È molto accesa la discussione sul recente decreto del governo sui migranti. Le organizzazioni non governative, costrette a fare un salvataggio alla volta, contestano la violazione di un diritto umanitario internazionale...

“Le regole hanno un’astrattezza che è destinata a misurarsi coi fatti. È evidente che se dopo un salvataggio m’imbatto in un’altra barca che sta affondando non c’è regola italiana che mi trattenga dal salvare quei naufraghi: rischierei di commettere una violazione ben più grave. E nessun tribunale mi potrebbe condannare per aver messo in salvo vite umane in pericolo. Devo anche aggiungere che queste regole, pur opinabili, sono i tentativi che fa un paese esposto come il nostro per limitare una responsabilità che sarebbe giusto condividere con la comunità europea, finora piuttosto micragnosa”.

L’Italia non è messa benissimo sul piano dei diritti. Nell’ultimo anno sono cresciuti i ricorsi alla Corte di Strasburgo. E sono aumentate le condanne, specie per le condizioni nelle carceri...

“Certo non aiuta una concezione punitiva della detenzione che ho visto accendersi in una parte della destra davanti alle sentenze della Corte Costituzionale in difesa dei diritti dei detenuti ritenuti più pericolosi. Diciamo che noi abbiamo alcune questioni aperte. E lo dico avendo firmato io stesso parte della legislazione antimafia. Siamo orgogliosi di aver affrontato terrorismo e mafia senza sottoporci a regimi speciali, ma non è meno vero che nella nostra legislazione ordinaria abbiamo messo norme speciali che sono da regime di sospensione dei diritti. Alcune di quelle norme sono ancora lì. E in più abbiamo anche esteso queste regole speciali a reati molto diversi.
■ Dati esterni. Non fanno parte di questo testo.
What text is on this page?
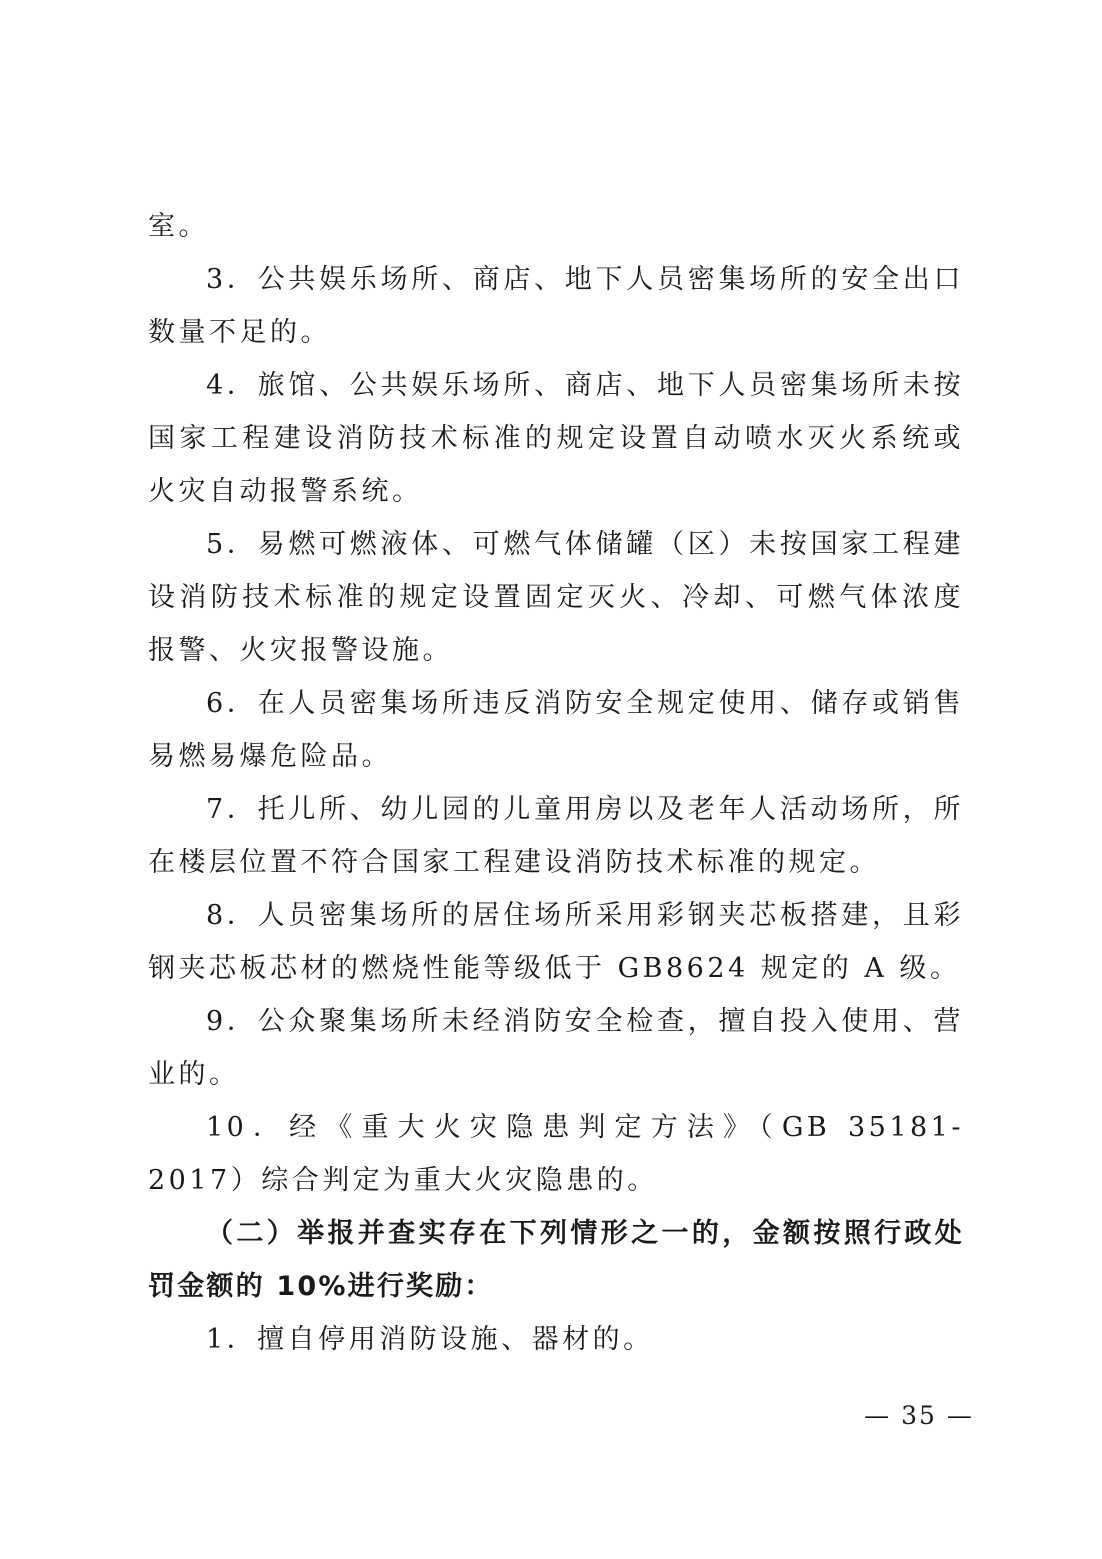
室。

3．公共娱乐场所、商店、地下人员密集场所的安全出口数量不足的。

4．旅馆、公共娱乐场所、商店、地下人员密集场所未按国家工程建设消防技术标准的规定设置自动喷水灭火系统或火灾自动报警系统。

5．易燃可燃液体、可燃气体储罐（区）未按国家工程建设消防技术标准的规定设置固定灭火、冷却、可燃气体浓度报警、火灾报警设施。

6．在人员密集场所违反消防安全规定使用、储存或销售易燃易爆危险品。

7．托儿所、幼儿园的儿童用房以及老年人活动场所，所在楼层位置不符合国家工程建设消防技术标准的规定。

8．人员密集场所的居住场所采用彩钢夹芯板搭建，且彩钢夹芯板芯材的燃烧性能等级低于 GB8624 规定的 A 级。

9．公众聚集场所未经消防安全检查，擅自投入使用、营业的。

10．经《重大火灾隐患判定方法》（GB 35181-2017）综合判定为重大火灾隐患的。

（二）举报并查实存在下列情形之一的，金额按照行政处罚金额的 10%进行奖励：

1．擅自停用消防设施、器材的。

— 35 —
Quello che mi colpisce è che il ministro della Giustizia del governo di destra sia accentuatamente garantista: posso pensare che queste questioni non gli sfuggano”.

Tornando alla contraddizione tra la teoria e la pratica, questa dei diritti è una storia condannata all’incompiutezza?

“No, non penso. La grande forza di quel messaggio eversivo sui diritti universali è destinata ad agire soprattutto nella coscienza di chi non ha diritti e ne pretende il riconoscimento. Ma anche nella coscienza di chi quei diritti li nega e a un certo punto capisce che è una follia. Se penso all’incubo delle donne iraniane, confido nel ravvedimento non tanto delle autorità spirituali ma dei poliziotti costretti a sparare negli occhi delle ragazze. Ma forse - lo riconosco - qui parla il vecchio socialista che ha creduto nel protagonismo degli ultimi e dei diseredati. La storia del Novecento è cominciata così. E dobbiamo sperare anche oggi in un nuovo inizio”.